QUI DOIT AVOIR HONTE…?

Centre Pénitentiaire de Mont de Marsan le 1 février 2018

C’est avec une certaine consternation, mais ce n’est pas la première fois, que nous découvrons le torchon diffusé par le syndicat FO Local et qui exprime toute la haine et le dégoût que son représentant éprouve envers une certaine partie des agents de Mont de Marsan.
Suite aux évènements tragiques qui se sont produits à Vendin-le-Vieil, un énorme élan de solidarité s’est mis en place à travers toute la France. Le jour même de cette manifestation ce sont 7 de nos collègues de Mont de Marsan qui se sont vu attaquer à leur tour, puis Tarascon, puis Borgo…à partir de ce moment là, les revendications des agents étaient très claires : Plus jamais ça, nous ne voulions plus servir de chair à canon pour des terroristes en mal de reconnaissance ou des délinquants incontrôlables et de plus en plus violents. Il fallait que la gestion de nos détentions et de nos détenus prenne un tournant assurément sécuritaire afin que de tels drames ne puissent plus se reproduire.
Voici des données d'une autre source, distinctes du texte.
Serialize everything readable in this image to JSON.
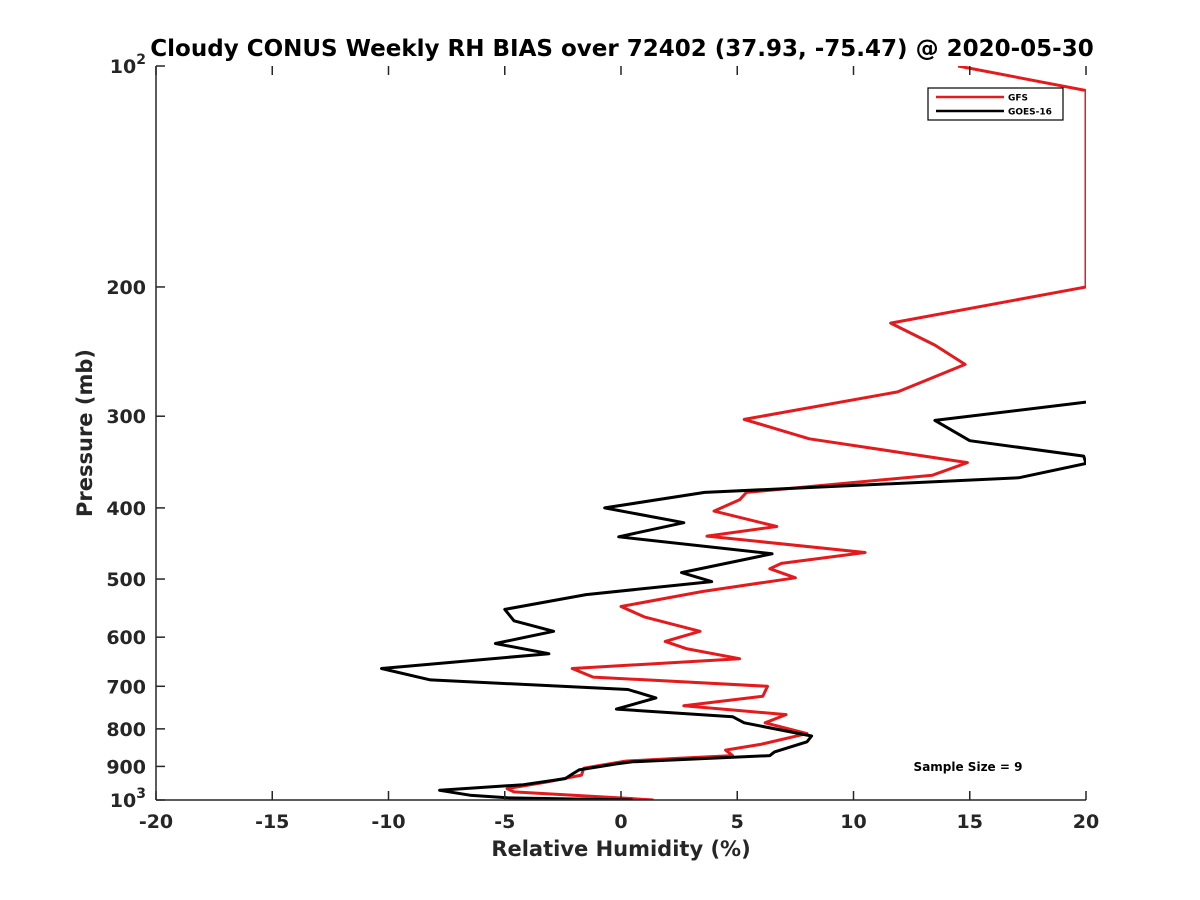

Mais voilà, au fil des jours et de la récupération du mouvement par le seul syndicat FO, auxquelles ces belles revendications prometteuses ne convenaient pas (car tout est bon à prendre pour faire du fric). Celles-ci ce sont estompées au fil des jours, pour finalement disparaître au profit d’une seule et unique revendication : la catégorie B, au détriment de la sécurité, point d’orgue du soulèvement.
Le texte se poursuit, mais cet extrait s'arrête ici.